Now that PRRWO sees party building as the only task, PRRWO's party building plan has no foundation. PRRWO has no means of uniting with the advanced workers to develop them as communists and members of the new party. PRRWO has no means of assessing the concrete conditions and forces in society to develop a correct direction, line and program. Without this understanding and these ties with the masses. PRRWO will be unable to ever contribute toward building a new party no matter how much they talk about it to themselves.

3) The degeneration of PRRWO shows us that degeneration does not take place quickly overnight, but is a step-by-step process. Quantitative errors mount up to a qualitative change to opportunism if the errors are not corrected. With each uncorrected error, PRRWO fell deeper into an opportunist direction.

PRRWO's errors stem in part from their petty bourgeois outlook. This outlook was one source of PRRWO's instability. Erratic, bounding from right deviations to 'left" deviations, to right deviations once again; tailing one opportunist force after another, flipping from superficial optimism to pessimism these are all indications of this deeply erroneous outlook.

This outlook is unstable; it is not objective but subjectivist. In other words it is one-sided and does not does grasp the dialectics of the development of the world. It imposes its own perspectives and solutions upon reality.

In PRRWO's case this is evident in their reliance on mechanical formulas and their self-cultivationist approach to all matters. The subjectivist outlook does not proceed from the objective interests of the revolution and the masses but rather from what serves its own narrow and immediate particular interests. PRRWO increasingly analyzed the revolution and the world not from the objective perspective of the proletariat but rather from its own needs to enhance its image, rationalize its errors or prove its own claim of always being the vanguard.


There is no guarantee that a revolutionary group will forever remain revolutionary as the example of PRRWO proves. Degeneration into opportunism may take place rapidly if serious errors are committed and not corrected, and PRRWO's failure to do so should serve as an important lesson for the communist movement.

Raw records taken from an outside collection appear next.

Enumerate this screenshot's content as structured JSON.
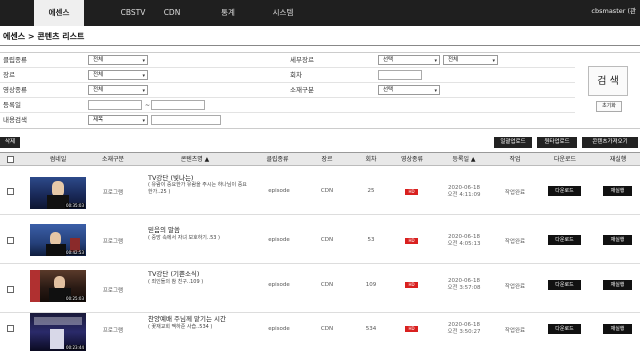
{
  "nav": {
    "tabs": [
      "에센스",
      "CBSTV",
      "CDN",
      "통계",
      "시스템"
    ],
    "active": "에센스",
    "user": "cbsmaster (관"
  },
  "breadcrumb": "에센스 > 콘텐츠 리스트",
  "filters": {
    "clip_type_label": "클립종류",
    "clip_type_value": "전체",
    "detail_genre_label": "세부장르",
    "detail_genre_value1": "선택",
    "detail_genre_value2": "전체",
    "genre_label": "장르",
    "genre_value": "전체",
    "episode_label": "회차",
    "video_type_label": "영상종류",
    "video_type_value": "전체",
    "subcategory_label": "소재구분",
    "subcategory_value": "선택",
    "reg_date_label": "등록일",
    "date_sep": "~",
    "content_search_label": "내용검색",
    "content_search_field": "제목",
    "search_button": "검 색",
    "reset_button": "초기화"
  },
  "toolbar": {
    "delete": "삭제",
    "batch_upload": "일괄업로드",
    "single_upload": "원타업로드",
    "fetch_content": "콘텐츠가져오기"
  },
  "table": {
    "headers": [
      "썸네일",
      "소재구분",
      "콘텐츠명 ▲",
      "클립종류",
      "장르",
      "회차",
      "영상종류",
      "등록일 ▲",
      "작업",
      "다운로드",
      "재실행"
    ],
    "rows": [
      {
        "duration": "00:35:03",
        "category": "프로그램",
        "title": "TV강단 (빛나는)",
        "subtitle": "( 유람이 중요한가 유람을 주시는 하나님이 중요한가..25 )",
        "clip": "episode",
        "genre": "CDN",
        "episode": "25",
        "hd": "HD",
        "date": "2020-06-18",
        "time": "오전 4:11:09",
        "work": "작업완료",
        "download": "다운로드",
        "rerun": "재실행"
      },
      {
        "duration": "00:42:53",
        "category": "프로그램",
        "title": "믿음의 말씀",
        "subtitle": "( 중망 속에서 자녀 보호하기..53 )",
        "clip": "episode",
        "genre": "CDN",
        "episode": "53",
        "hd": "HD",
        "date": "2020-06-18",
        "time": "오전 4:05:13",
        "work": "작업완료",
        "download": "다운로드",
        "rerun": "재실행"
      },
      {
        "duration": "00:25:03",
        "category": "프로그램",
        "title": "TV강단 (기쁜소식)",
        "subtitle": "( 죄인들의 참 친구..109 )",
        "clip": "episode",
        "genre": "CDN",
        "episode": "109",
        "hd": "HD",
        "date": "2020-06-18",
        "time": "오전 3:57:08",
        "work": "작업완료",
        "download": "다운로드",
        "rerun": "재실행"
      },
      {
        "duration": "00:23:44",
        "category": "프로그램",
        "title": "찬양예배 주님께 맡기는 시간",
        "subtitle": "( 꽃재교회 맥하준 사습..534 )",
        "clip": "episode",
        "genre": "CDN",
        "episode": "534",
        "hd": "HD",
        "date": "2020-06-18",
        "time": "오전 3:50:27",
        "work": "작업완료",
        "download": "다운로드",
        "rerun": "재실행"
      }
    ]
  },
  "colors": {
    "nav_bg": "#1f1f1f",
    "hd_badge": "#d9201f",
    "button_dark": "#111111"
  }
}
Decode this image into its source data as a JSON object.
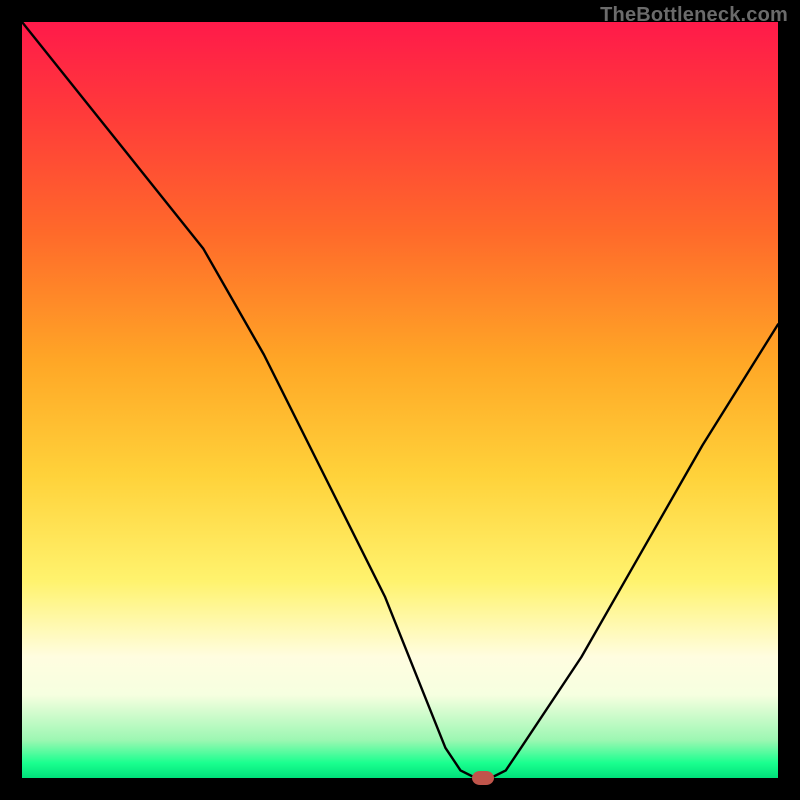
{
  "watermark": "TheBottleneck.com",
  "colors": {
    "frame": "#000000",
    "curve": "#000000",
    "marker": "#c0554b"
  },
  "chart_data": {
    "type": "line",
    "title": "",
    "xlabel": "",
    "ylabel": "",
    "x_range": [
      0,
      100
    ],
    "y_range": [
      0,
      100
    ],
    "grid": false,
    "legend": false,
    "series": [
      {
        "name": "bottleneck-curve",
        "x": [
          0,
          8,
          16,
          24,
          32,
          40,
          48,
          56,
          58,
          60,
          62,
          64,
          66,
          74,
          82,
          90,
          100
        ],
        "y": [
          100,
          90,
          80,
          70,
          56,
          40,
          24,
          4,
          1,
          0,
          0,
          1,
          4,
          16,
          30,
          44,
          60
        ]
      }
    ],
    "marker": {
      "x": 61,
      "y": 0
    },
    "background": {
      "type": "vertical-gradient",
      "stops": [
        {
          "pos": 0.0,
          "color": "#ff1a4a"
        },
        {
          "pos": 0.12,
          "color": "#ff3a3a"
        },
        {
          "pos": 0.28,
          "color": "#ff6a2a"
        },
        {
          "pos": 0.45,
          "color": "#ffa726"
        },
        {
          "pos": 0.6,
          "color": "#ffd23a"
        },
        {
          "pos": 0.74,
          "color": "#fff36e"
        },
        {
          "pos": 0.84,
          "color": "#fffde0"
        },
        {
          "pos": 0.89,
          "color": "#f6ffe0"
        },
        {
          "pos": 0.95,
          "color": "#9cf7b2"
        },
        {
          "pos": 0.98,
          "color": "#1aff8f"
        },
        {
          "pos": 1.0,
          "color": "#00e07a"
        }
      ]
    }
  }
}
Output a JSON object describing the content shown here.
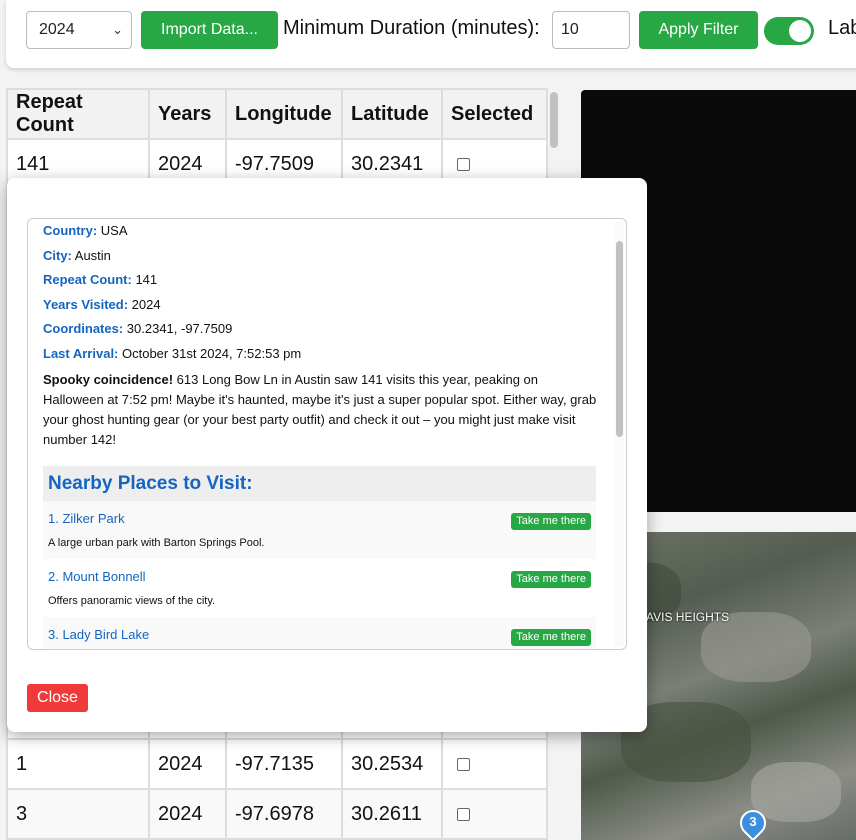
{
  "toolbar": {
    "year_value": "2024",
    "import_label": "Import Data...",
    "duration_label": "Minimum Duration (minutes):",
    "duration_value": "10",
    "apply_label": "Apply Filter",
    "toggle_label": "Lab",
    "toggle_on": true,
    "accent_color": "#28a745"
  },
  "table": {
    "headers": [
      "Repeat Count",
      "Years",
      "Longitude",
      "Latitude",
      "Selected"
    ],
    "rows": [
      {
        "repeat": "141",
        "years": "2024",
        "longitude": "-97.7509",
        "latitude": "30.2341",
        "selected": false
      },
      {
        "repeat": "1",
        "years": "2024",
        "longitude": "-97.7135",
        "latitude": "30.2534",
        "selected": false
      },
      {
        "repeat": "3",
        "years": "2024",
        "longitude": "-97.6978",
        "latitude": "30.2611",
        "selected": false
      }
    ]
  },
  "map": {
    "label": "AVIS HEIGHTS",
    "pin_number": "3"
  },
  "modal": {
    "info": [
      {
        "key": "Country:",
        "value": " USA"
      },
      {
        "key": "City:",
        "value": " Austin"
      },
      {
        "key": "Repeat Count:",
        "value": " 141"
      },
      {
        "key": "Years Visited:",
        "value": " 2024"
      },
      {
        "key": "Coordinates:",
        "value": " 30.2341, -97.7509"
      },
      {
        "key": "Last Arrival:",
        "value": " October 31st 2024, 7:52:53 pm"
      }
    ],
    "description_bold": "Spooky coincidence!",
    "description_text": " 613 Long Bow Ln in Austin saw 141 visits this year, peaking on Halloween at 7:52 pm! Maybe it's haunted, maybe it's just a super popular spot. Either way, grab your ghost hunting gear (or your best party outfit) and check it out – you might just make visit number 142!",
    "nearby_title": "Nearby Places to Visit:",
    "places": [
      {
        "name": "1. Zilker Park",
        "desc": "A large urban park with Barton Springs Pool.",
        "button": "Take me there"
      },
      {
        "name": "2. Mount Bonnell",
        "desc": "Offers panoramic views of the city.",
        "button": "Take me there"
      },
      {
        "name": "3. Lady Bird Lake",
        "desc": "",
        "button": "Take me there"
      }
    ],
    "close_label": "Close",
    "link_color": "#1565c0",
    "close_color": "#f03a3a"
  }
}
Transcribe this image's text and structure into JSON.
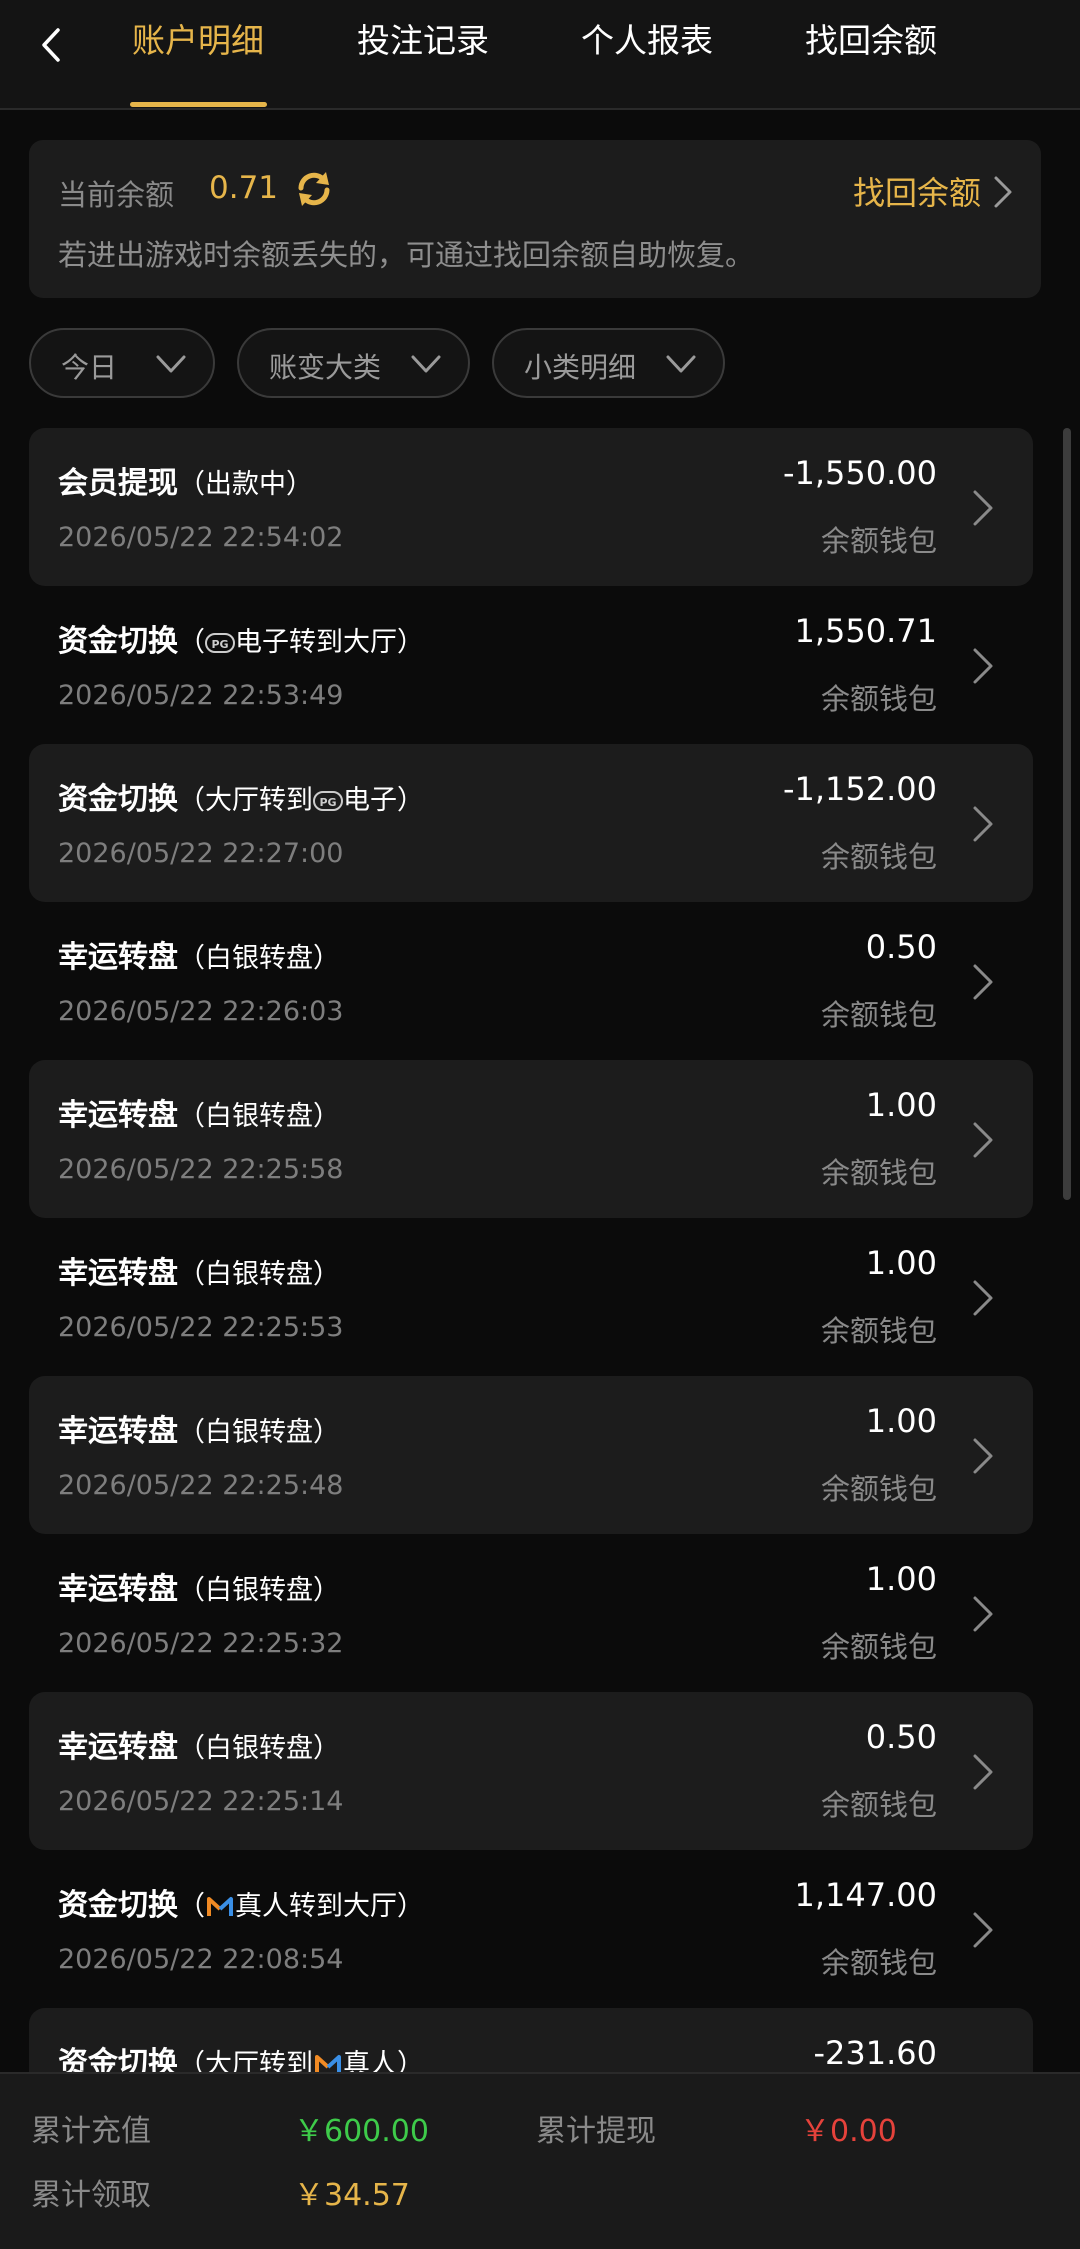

Revolutionaries should learn from this the importance of constantly battling deviations in our own ranks and in the entire communist movement, of exposing the roots of these deviations and correcting them in theory and in practice. Only by waging a vigorous struggle against opportunism and striving to base all of our thinking and actions firmly upon Marxism-Leninism-Mao Tsetung Thought and upon the interests of the masses, can we succeed in building a genuine communist party and in making the greatest possible contribution to the revolution.